ふと耳にした庶民の本音
車内の雰囲気は、とても良いとは言えなかった。以前はそれでも、明るく談笑する人や大きな声で話す人もいたのに、車内には緊張感が漂い、乗客同士も声をひそめて話していた。金正日が死んで間もない時期に、政治への不平を口にする不満分子とみなされたり、逆に笑いを見せて「哀悼の気持ちが足りない」と思われてはたまったものではない。自己防衛のためにじっとしているのである。
金正日が死ぬ前よりも、バスの本数は明らかに減った。朝鮮のバスは一回の運行で最大限の儲けを出そうと、席が埋まるまで発車しない。別段、国が運行回数を統制しているわけではない。金正日の死後、人々の移動統制が厳しくなって商売の規模が縮小し、結果として商売人のバス利用が減ったことが、本数減少の原因だろう。
車内はぎゅうぎゅう詰めだ。座席の間の通路に荷物を置いてその上に座る人、床の隙間に足をねじこみ、立つ空間をやっとのことで確保している人もいる。。ある乗客などは、ほとんど片足で立っているように見える。沙里院から海州までは5時間以上かかるというのに、あれでは大変だろう。バス代は15000ウォン(約340円)。途中の哨所(注1)では持ち物検査のため、ポケットまでひっくり返された。
「商売を禁止してもらっては困る」「庶民は商売で生きているんだから」それまでひそひそ声で話していた女性たちから、こんな声が聞こえてきた。思わず話に熱が入ったのだろう。朝鮮では金正日や金正恩についての政治的な批判を人前で話すと大変なことになるが、暮らしの不満を口にする程度ならさして問題にならない。

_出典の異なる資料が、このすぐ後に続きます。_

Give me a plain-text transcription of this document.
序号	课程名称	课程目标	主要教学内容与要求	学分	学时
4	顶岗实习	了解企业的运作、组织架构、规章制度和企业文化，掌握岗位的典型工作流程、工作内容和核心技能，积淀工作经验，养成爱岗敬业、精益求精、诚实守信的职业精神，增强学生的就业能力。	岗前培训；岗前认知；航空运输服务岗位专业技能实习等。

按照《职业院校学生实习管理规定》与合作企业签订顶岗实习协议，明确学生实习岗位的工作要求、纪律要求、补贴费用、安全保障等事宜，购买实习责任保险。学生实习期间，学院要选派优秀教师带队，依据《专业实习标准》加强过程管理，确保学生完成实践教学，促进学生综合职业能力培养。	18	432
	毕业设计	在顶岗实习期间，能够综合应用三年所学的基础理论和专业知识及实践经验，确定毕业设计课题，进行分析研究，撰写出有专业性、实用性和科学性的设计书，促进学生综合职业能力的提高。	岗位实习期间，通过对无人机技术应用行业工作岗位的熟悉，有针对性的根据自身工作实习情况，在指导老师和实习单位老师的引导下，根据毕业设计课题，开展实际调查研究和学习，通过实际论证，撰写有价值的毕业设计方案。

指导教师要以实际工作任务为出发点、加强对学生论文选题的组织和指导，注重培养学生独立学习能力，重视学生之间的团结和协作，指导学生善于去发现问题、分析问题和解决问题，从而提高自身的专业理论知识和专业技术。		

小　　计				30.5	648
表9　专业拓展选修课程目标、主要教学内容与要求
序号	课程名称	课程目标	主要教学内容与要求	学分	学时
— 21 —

それとなく女性たちのグループを窺うと4、50代が数人、いずれも商売人のようだった。注目を集めたことに気づいたのか、再び声が小さくなる。たまたま近くに座っていた私は耳を澄ました。「新しい指導者が商売をしやすくしてくれたらいいんだけど」「そうなったとしても、これまでと同じよ。幹部のお腹だけふくれて、庶民は今みたいに苦しいままよ」。